Certains sont dotés de ces capacités, mais là n’est pas le cœur de l’appel. Il s’agit davantage d’être le consolateur du Consolateur. Nous pouvons apporter à nos frères et sœurs en humanité une réconciliation qui nous vient de Dieu. Apprenons du Christ la proximité. À sa suite, tâchons d’entrer dans l’appel qui nous dépasse à nous faire devenir le prochain de l’autre. Dans notre monde où la rentabilité est première, mettons-nous à l’école du Christ. Certes, il envoie ses disciples sur les routes à la rencontre des contemporains, mais en vue d’accomplir du bien.

Un appel à vivre en plénitude

C’est dans la gratuité de l’action salvifique du Christ que nous devons placer notre vie. Ce que nous avons en retour de ce bien que nous désirons accomplir en son nom n’est ni la gloire, ni la puissance, mais la vie en plénitude. Voilà la fierté qui doit nous habiter : avoir notre nom inscrit dans le cœur de Dieu. Ce n’est donc pas une question de quantité d’actions bonnes à accomplir, une sorte de cahier de devoir où nous aurions de bonnes notes. Ce qui importe c’est la qualité de notre cœur. Pour répondre à l’appel du Christ, nous pouvons renouveler notre consécration en son cœur. Ce cœur qui aime tant le monde et qui est donc la source de la mission.

Au service de l’humanité souffrante

Ne détournons pas nos regards des détresses de ce monde, l’humanité souffrante a besoin de femmes et d’hommes, témoins du Christ-frère. Laissons-nous envoyer en mission par le Christ, pour rejoindre les périphéries de notre monde. C’est par une qualité de présence, une manière d’être, de nous faire le prochain de l’autre que nous pourrons être témoins du Christ. Le reste nous sera donné dans l’espérance que nous apporte l’amour de Dieu. Enracinons-nous donc dans ce don inespéré de la surabondance de Dieu.

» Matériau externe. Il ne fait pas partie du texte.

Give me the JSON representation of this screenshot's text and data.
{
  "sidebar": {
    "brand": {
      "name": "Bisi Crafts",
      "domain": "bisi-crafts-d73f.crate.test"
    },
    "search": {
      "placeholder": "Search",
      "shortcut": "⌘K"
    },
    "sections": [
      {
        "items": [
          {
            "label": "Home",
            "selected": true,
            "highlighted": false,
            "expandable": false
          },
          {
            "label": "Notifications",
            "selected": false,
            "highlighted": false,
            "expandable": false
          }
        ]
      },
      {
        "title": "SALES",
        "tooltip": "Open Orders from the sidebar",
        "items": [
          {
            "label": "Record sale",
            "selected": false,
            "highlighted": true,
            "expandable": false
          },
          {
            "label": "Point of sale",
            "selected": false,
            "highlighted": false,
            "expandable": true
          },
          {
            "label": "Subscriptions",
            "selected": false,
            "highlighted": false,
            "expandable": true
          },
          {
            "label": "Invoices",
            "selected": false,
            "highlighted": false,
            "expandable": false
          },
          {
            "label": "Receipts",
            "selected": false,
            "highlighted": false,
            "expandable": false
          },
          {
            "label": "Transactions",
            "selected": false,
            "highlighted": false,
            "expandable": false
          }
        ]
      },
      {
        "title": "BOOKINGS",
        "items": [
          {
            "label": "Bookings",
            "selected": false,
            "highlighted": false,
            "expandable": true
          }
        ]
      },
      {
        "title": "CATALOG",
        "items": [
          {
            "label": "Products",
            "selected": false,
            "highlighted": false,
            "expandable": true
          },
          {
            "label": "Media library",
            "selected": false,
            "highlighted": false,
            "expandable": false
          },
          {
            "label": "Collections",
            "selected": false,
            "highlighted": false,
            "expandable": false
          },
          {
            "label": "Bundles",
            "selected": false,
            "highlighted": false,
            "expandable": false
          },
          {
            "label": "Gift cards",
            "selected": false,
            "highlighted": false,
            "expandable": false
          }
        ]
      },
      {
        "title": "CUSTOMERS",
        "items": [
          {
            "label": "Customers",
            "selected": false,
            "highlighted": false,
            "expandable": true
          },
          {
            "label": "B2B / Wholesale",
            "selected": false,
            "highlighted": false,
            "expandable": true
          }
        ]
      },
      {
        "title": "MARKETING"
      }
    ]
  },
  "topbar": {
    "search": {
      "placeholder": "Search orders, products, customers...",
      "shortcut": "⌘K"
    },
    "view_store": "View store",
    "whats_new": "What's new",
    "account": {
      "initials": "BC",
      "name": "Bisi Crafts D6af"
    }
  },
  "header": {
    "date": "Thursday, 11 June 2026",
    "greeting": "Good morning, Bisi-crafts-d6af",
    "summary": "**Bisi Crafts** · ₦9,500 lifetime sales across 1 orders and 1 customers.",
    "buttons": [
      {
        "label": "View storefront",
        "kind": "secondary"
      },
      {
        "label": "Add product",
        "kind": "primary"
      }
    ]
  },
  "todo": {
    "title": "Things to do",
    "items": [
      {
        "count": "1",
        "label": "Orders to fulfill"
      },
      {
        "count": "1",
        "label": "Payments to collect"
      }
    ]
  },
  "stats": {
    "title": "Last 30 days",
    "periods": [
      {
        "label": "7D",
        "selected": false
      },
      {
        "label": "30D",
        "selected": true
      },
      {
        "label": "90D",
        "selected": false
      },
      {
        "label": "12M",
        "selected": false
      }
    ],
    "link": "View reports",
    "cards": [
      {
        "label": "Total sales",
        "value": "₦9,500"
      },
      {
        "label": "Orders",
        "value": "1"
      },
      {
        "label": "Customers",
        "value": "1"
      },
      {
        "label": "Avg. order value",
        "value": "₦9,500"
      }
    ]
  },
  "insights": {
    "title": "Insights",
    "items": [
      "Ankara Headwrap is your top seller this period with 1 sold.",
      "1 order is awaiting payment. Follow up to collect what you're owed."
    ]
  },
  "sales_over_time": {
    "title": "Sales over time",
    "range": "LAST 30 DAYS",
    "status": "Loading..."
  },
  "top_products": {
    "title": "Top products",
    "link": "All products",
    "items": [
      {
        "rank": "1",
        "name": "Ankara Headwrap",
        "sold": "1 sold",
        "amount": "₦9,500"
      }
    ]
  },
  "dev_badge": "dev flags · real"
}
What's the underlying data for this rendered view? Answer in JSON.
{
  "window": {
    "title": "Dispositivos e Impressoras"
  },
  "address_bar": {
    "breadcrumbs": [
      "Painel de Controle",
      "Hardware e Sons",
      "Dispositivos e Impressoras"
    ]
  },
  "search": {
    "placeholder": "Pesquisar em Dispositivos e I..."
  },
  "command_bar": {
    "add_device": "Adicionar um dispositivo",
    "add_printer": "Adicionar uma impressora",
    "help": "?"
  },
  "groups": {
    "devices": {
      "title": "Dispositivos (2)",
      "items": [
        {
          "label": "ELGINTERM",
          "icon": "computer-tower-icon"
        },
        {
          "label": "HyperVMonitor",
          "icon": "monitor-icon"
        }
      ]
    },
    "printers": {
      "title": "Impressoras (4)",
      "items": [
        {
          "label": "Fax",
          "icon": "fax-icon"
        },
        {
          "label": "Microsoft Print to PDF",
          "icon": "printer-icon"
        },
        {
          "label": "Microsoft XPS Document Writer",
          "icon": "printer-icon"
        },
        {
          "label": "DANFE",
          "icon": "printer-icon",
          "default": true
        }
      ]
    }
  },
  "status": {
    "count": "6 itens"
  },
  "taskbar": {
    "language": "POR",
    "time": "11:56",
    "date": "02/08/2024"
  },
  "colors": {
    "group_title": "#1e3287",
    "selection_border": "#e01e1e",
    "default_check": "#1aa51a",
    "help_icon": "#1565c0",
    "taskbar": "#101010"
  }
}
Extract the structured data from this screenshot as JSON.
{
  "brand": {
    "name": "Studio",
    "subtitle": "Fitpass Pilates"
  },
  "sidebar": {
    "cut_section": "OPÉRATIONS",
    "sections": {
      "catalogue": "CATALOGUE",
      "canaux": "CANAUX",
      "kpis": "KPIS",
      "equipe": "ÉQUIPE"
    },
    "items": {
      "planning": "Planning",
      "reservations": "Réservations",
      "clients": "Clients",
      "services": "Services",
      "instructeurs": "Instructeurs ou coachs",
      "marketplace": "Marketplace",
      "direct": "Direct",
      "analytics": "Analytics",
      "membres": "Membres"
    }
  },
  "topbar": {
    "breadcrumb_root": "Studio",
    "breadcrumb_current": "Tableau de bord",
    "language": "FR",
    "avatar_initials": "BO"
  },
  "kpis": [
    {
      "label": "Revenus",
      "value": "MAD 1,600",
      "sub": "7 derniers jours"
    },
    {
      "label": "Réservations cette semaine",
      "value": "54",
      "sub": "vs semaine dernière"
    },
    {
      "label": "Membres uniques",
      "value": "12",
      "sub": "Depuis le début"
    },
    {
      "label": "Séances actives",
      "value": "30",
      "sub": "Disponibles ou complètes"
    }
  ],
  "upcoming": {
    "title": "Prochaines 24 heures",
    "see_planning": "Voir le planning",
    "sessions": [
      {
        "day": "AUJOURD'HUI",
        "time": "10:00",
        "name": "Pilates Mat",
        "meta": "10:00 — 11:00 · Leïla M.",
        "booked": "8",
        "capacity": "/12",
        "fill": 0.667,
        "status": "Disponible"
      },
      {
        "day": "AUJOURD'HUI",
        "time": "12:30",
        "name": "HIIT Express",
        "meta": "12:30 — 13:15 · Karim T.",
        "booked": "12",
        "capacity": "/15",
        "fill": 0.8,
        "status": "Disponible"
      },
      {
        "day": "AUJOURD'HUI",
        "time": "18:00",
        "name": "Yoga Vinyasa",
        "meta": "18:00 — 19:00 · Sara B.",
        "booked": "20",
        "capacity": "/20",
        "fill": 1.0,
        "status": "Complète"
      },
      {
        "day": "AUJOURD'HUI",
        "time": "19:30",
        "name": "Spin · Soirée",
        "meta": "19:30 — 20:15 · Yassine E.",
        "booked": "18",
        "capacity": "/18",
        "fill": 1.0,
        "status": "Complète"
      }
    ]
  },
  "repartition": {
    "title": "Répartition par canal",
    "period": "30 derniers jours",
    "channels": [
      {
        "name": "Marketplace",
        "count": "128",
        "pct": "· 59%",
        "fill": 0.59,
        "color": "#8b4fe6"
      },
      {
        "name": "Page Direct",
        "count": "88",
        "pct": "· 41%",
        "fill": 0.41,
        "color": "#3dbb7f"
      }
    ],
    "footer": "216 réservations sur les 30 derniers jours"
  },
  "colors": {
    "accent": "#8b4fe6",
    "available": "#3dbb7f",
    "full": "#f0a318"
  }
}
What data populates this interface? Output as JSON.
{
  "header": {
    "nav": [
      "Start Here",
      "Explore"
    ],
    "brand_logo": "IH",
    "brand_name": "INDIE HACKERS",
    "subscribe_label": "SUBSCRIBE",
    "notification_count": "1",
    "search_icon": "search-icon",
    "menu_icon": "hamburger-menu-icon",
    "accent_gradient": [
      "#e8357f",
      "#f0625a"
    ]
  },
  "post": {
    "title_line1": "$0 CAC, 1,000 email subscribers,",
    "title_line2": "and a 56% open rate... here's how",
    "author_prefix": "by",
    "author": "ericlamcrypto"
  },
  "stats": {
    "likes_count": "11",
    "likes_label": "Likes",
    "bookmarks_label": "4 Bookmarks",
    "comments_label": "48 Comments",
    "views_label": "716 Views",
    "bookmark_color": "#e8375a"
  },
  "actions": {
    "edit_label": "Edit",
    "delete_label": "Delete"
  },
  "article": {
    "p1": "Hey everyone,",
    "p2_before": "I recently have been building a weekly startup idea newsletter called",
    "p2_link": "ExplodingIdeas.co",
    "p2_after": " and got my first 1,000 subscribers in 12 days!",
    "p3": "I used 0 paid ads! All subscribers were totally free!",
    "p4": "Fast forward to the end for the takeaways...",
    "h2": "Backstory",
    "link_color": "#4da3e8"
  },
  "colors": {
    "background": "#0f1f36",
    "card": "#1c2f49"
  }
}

Contempler l’œuvre de Dieu

Prenons le temps de contempler l’œuvre de Dieu au cœur du monde et — en même temps — de rejoindre ces femmes et ces hommes de bonne volonté désireux de faire le bien. C’est ensemble, en chemin, vers la découverte que Dieu nous aime, que nous pourrons entendre les appels que le Seigneur nous fait. Cette invitation à la perpétuelle découverte de l’absolue permanence de l’Amour de Dieu doit nous réjouir. C’est cette conviction qui nous donne « d’espérer contre toute espérance » et de relever le défi de devenir davantage serviteurs de la mission du Christ.

Servir

Ce qui importe ce n’est pas nos forces ou nos fragilités, ni même nos capacités,savoir-faire ou savoir-être. L’essentiel est de laisser le Seigneur faire germer en nous le désir de le servir ici et là, en plein monde. « Servir Dieu rend libre comme Lui », disait le jésuite Didier Rimaud. Aussi, c’est dans cette dynamique de joyeuse liberté que nous marchons dans notre pèlerinage quotidien et continuel à la suite du Christ. Faisons donc confiance à l’Esprit saint que nous avons célébré il y a trois semaines. Il saura nous conduire au cœur de Dieu pour discerner les appels à rejoindre son peuple en plein monde.